You can't read cache. You can only read memory addresses. Since memory addresses are translated into different physical addresses, your memory accesses are never going to hit the same cache line.
However, what they do, is a fairly well known trick. What makes the paper original, is that the setting is in the VM, new unknowns, more noise, harder to force the CPU do what you want.
The process is as follows:
* determine how the cryptographic library is _likely_ to be laid out in memory. This is important.
* flood instruction cache with specially laid out code and measure how much time it took to do that
* if you can trick the VM manager to run your code on the same CPU as the victim, you can measure which cache lines had to be evicted, and which hadn't
This is where I was wrong; I thought I'd need to reference to the actual physical address, which is not possible in VM, but remember that because of cache associativity, the cache line number can be predicted from the physical address, and _many_ physical addresses match the same cache line. So, knowing which cache lines are filled slower, you know which cache lines were evicted by the victim VM.

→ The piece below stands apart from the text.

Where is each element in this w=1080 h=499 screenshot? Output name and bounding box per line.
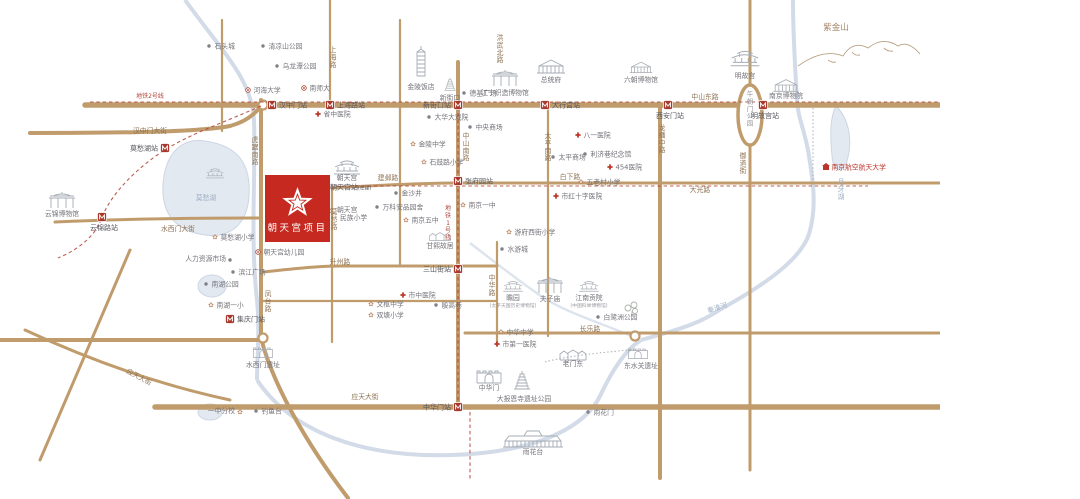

By knowing which lines of code the victim executes, you can predict which branches in the cryptographic library the code took. If the branching in the algorithm depends on key material, you can work out the secret key by monitoring which branches the algorithm took.
That's the sketch. There are lots of gotchas to look out for, these are outlined in the paper, and you can never know the key for sure, but this attack permits to reduce the scope of the search for the key.
I am not expert enough to judge how real the threat is outside the lab.